Le Modèle de Propagande développé par Chomsky et Herman prédit que Facebook sera utilisé comme une arme

Par Daniel Broudy et Jeffery Klaehn, de Truthout, traduit par Jocelyne le Boulicaut

jeudi 15 août 2019, par JMT

AID soutient financièrement le très intéressant site "Les-crises.fr" depuis plusieurs années. Nous avons fait un pas de plus en participant aux traductions des textes anglais quand le site fait appel à la solidarité de ses adhérents.

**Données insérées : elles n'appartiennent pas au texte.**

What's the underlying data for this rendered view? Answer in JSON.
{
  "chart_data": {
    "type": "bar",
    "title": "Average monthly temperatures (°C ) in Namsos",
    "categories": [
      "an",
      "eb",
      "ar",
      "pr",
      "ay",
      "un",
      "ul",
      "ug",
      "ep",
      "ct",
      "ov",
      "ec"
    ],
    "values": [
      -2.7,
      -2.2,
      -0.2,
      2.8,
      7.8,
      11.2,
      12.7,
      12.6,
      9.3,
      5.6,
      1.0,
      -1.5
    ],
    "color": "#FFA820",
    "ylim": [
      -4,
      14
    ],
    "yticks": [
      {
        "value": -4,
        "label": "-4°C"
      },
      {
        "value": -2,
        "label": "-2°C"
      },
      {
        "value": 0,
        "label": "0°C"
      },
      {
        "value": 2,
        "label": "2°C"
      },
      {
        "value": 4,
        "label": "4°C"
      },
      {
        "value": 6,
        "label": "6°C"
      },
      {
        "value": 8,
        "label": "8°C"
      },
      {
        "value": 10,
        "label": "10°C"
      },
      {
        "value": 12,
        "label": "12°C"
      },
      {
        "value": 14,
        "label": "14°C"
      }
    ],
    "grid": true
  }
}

Nous avons donc mandaté une de nos adhérentes, Jocelyne LE BOULICAUT enseignante universitaire d’anglais retraitée pour y participer en notre nom et nous indemnisons son temps passé avec notre monnaie interne

Le Modèle de Propagande développé par Chomsky et Herman prédit que Facebook sera utilisé comme une arme

Publié le 3 juin 2019 , par Daniel Broudy et Jeffery Klaehn, de Truthout

Daniel Broudy, Ph.D., est professeur de linguistique appliquée à l’Université chrétienne d’Okinawa.
Jeffery Klaehn est titulaire d’un doctorat en communication de l’Université d’Amsterdam et d’un doctorat en sociologie de l’Université de Strathclyde.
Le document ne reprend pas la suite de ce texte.